Uchino K, Alexandrov AV, Garami Z, El-Mitwalli A, Morgenstern LB, Grotta JC

Stroke Program, Department of Neurology, University of Texas-Houston Medical School, USA. uchinok@upmc.edu

BACKGROUND: The most common reason that patients do not receive intravenous tissue plasminogen activator (TPA) is the inability to meet the strict 3-hour treatment window. The risk/benefit ratio is more unfavorable beyond this time, but some patients might still benefit. We designed a pilot study with the hypothesis that lower dose TPA might be safe in selected patients treated beyond 3 h.
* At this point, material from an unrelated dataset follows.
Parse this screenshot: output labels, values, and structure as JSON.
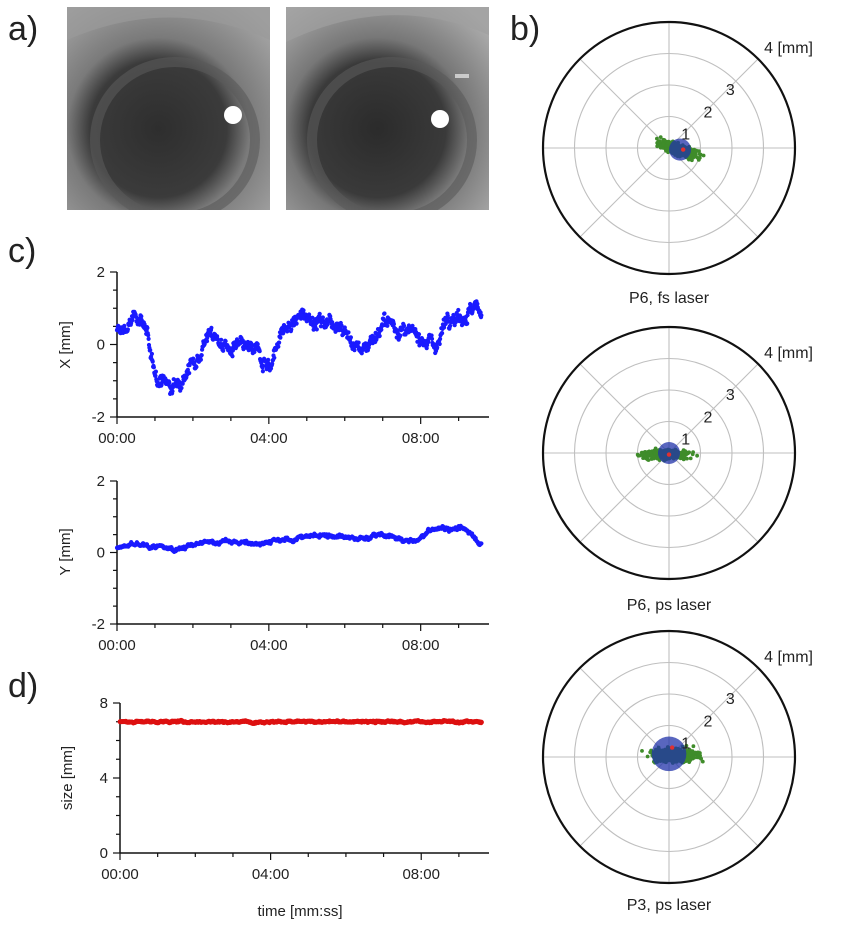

SUBJECTS AND METHODS: To determine the range of symptomatic hemorrhage and good outcome, we prospectively gave i.v. TPA 0.6 mg/kg up to 60 mg (15% bolus, 85% infusion over 30 min) to patients with ischemic stroke beyond the first 3 h after last known to be normal. Other eligibility criteria were: NIH Stroke Scale > or =4, normal head CT scan, and clinical suspicion or transcranial Doppler (TCD) evidence of a proximal arterial occlusion. RESULTS: 28 patients were treated, median age 65 (range 24-88) years, median baseline NIHSS score 18 (range 7-34) points. TPA bolus was given 372 +/- 158 min after stroke onset (range 189-720). Symptomatic hemorrhage occurred in 3/28 (11%) patients, including 1 fatal bleed. Overall mortality was 6/28 (21%). Partial or complete recanalization was found in 8/20 (40%) TCD monitored patients within 2 h after TPA bolus. Early major improvement occurred in 4/28 (14%) patients. CONCLUSIONS: Lower dose i.v. TPA in patients presenting beyond 3 h carries a risk of intracerebral hemorrhage. However, recanalization with dramatic recovery can still occur.

Published 8 April 2005 in Cerebrovasc Dis, 19(4): 260-6.